Арсеньев, неподвижно лежа на кровати, грезил с широко открытыми глазами, уставленными в потолок. Он видел удивительные картины, живые образы того, что он обнаруживал в шахтных ходах и выработках, о чем он беседовал с Гилиным. Это были пронизанные ископаемым льдом пласты вечной мерзлоты, безгранично раскинувшиеся вокруг их города, их сменяли волнуемые ветрами черные тундровые озера — дно озер выстилали талики, — потом все превращалось в подземные штольни с их сверкающим на крепи и породе инеем. На стене одной из штолен висел покореженный массивный пускатель, под ним на земле валялся человек, старик, с размозженным черепом, другой, юноша, почти мальчик, судорожно хватал руками воздух, кричал отчаянным безмолвным криком, звал в нестерпимом страдании помощь, которая не пришла. А затем эти страшные фигуры стирались и их место занимали новые люди, целые толпы людей, торопившихся на работу, в штреки, бремсберги и гезенки, — может быть, к подстерегавшей их грозной, непостигаемой смерти. Но чаще всего это была рудная жила, золотистая змея, струившаяся среди горных пород, словно поток света в черной ночи. Мысль Арсеньева непрерывно возвращалась сюда, к этой странной картине. Сперва это был только образ — цвет и линия, больше ничего. Потом цвет и линия стали словами, слова растянулись в предложения, предложения сложились в стройную теорию. Смятение охватывало сдержанного Арсеньева. Он знал уже, что подошел к самому порогу открытия, еще шаг — и открытие совершится. И когда оно произойдет, ослепительный свет зальет мрачную черноту катастрофы, все станет на свои места. И зловещая, неотвратимая опасность — сейчас перед ней они все бессильны — будет устранена с легкостью, как пустяк, два-три предостережения, два-три часа работы монтера и слесаря…
Арсеньев остался верен себе, он облекал в логически совершенные формулировки явившиеся ему мысли, менял и оттачивал эти формулировки, добивался их предельной точности. В один из дней он позвонил Мациевичу и попросил консультации. Это была его первая просьба о встрече. Они сидели один напротив другого, подтянутые и серьезные, внешне похожие и внутренне разные. Мациевич вежливо ожидал вопросов, Арсеньев не торопился их задавать — он все снова проверял их в уме.

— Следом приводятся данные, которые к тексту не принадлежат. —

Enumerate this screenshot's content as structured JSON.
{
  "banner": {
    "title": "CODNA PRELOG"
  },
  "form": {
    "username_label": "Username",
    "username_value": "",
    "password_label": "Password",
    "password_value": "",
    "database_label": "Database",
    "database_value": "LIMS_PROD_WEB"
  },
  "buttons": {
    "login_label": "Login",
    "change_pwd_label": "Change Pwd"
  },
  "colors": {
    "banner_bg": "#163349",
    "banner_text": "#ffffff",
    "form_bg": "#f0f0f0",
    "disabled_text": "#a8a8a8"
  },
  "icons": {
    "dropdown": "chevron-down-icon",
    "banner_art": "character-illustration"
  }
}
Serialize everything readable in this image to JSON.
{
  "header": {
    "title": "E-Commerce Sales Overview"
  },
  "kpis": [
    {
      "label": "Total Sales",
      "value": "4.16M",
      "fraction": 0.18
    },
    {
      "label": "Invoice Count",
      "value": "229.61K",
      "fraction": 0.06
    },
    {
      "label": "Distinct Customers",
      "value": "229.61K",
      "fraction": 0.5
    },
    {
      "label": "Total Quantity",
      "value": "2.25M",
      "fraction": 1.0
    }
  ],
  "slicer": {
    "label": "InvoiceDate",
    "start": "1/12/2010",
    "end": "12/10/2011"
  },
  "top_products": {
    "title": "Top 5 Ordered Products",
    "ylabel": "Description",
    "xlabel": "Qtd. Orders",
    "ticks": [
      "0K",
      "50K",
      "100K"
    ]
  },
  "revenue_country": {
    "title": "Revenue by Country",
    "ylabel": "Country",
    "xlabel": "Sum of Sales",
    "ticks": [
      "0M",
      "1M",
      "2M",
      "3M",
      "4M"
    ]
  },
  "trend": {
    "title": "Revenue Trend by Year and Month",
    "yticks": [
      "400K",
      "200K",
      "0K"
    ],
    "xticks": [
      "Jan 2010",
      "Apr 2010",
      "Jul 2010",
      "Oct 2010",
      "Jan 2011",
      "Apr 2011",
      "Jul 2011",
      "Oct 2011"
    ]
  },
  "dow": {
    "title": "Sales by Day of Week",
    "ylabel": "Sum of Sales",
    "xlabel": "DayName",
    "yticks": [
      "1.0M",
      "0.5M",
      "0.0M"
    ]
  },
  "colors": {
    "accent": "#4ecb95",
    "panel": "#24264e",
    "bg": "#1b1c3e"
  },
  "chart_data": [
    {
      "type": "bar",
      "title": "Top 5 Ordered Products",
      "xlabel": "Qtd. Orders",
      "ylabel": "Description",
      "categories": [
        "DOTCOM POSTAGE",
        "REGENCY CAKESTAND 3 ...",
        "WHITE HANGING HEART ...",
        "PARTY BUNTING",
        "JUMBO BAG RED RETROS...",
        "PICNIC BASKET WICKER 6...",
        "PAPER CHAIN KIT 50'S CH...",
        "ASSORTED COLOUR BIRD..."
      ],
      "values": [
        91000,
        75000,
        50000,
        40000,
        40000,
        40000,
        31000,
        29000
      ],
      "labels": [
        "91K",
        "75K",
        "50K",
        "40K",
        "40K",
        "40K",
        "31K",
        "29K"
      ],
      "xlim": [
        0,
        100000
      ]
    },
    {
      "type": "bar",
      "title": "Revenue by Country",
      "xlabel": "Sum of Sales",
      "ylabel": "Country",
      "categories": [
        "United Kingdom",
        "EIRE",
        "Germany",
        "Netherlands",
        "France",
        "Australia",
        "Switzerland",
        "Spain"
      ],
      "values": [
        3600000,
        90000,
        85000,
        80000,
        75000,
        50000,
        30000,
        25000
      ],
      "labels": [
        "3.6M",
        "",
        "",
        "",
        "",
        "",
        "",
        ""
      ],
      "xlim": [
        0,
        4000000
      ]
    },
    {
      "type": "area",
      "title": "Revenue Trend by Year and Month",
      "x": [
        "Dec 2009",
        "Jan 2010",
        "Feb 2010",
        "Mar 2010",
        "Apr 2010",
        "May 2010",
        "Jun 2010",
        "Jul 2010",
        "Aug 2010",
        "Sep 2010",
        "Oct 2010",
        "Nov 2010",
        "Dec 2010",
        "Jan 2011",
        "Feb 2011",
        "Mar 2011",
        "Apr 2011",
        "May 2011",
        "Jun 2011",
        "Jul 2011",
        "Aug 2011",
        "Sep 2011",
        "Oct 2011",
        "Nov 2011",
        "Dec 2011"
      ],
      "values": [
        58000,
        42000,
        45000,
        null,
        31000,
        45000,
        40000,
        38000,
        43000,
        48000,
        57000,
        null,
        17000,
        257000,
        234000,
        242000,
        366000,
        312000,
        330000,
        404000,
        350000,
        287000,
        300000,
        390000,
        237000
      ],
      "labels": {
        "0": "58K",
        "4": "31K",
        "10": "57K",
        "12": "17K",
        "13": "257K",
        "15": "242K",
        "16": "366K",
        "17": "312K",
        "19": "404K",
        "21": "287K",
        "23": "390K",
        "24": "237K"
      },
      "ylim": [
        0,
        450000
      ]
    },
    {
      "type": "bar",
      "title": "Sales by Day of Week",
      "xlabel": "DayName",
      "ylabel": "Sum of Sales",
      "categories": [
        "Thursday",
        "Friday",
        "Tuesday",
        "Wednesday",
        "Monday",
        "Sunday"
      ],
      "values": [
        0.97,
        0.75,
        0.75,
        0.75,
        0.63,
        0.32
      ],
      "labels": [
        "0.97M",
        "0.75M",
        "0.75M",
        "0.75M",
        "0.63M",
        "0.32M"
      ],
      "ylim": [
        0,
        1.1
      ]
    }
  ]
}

— Дело вот в чем, — заговорил он наконец. — Я продолжаю считать, что основной причиной взрыва было отсутствие заземления на шахте. Против этого выдвинуты очень основательные возражения, и мне пока не удается их опровергнуть. Если бы я сумел доказать, что в шахте имеются проводники среди непроводящих пород, тайна перестала бы быть тайной. На рудниках, расположенных рядом с вашей шахтой, такие проводники имеются — рудные жилы. А что такое рудные жилы? Выплески и потоки глубинных веществ земли, прорвавшиеся наружу сквозь точно такие же мерзлые породы, как и на вашей шахте. Так вот, нет ли на шахте аналогичных рудных жил или чего-нибудь подобного? Я уточняю мой вопрос: можете ли вы указать мне застывшие потоки лавы, прорезавшие основную толщу породы на шахте? Возможно, некоторые из этих лавовых потоков окажутся проводящими.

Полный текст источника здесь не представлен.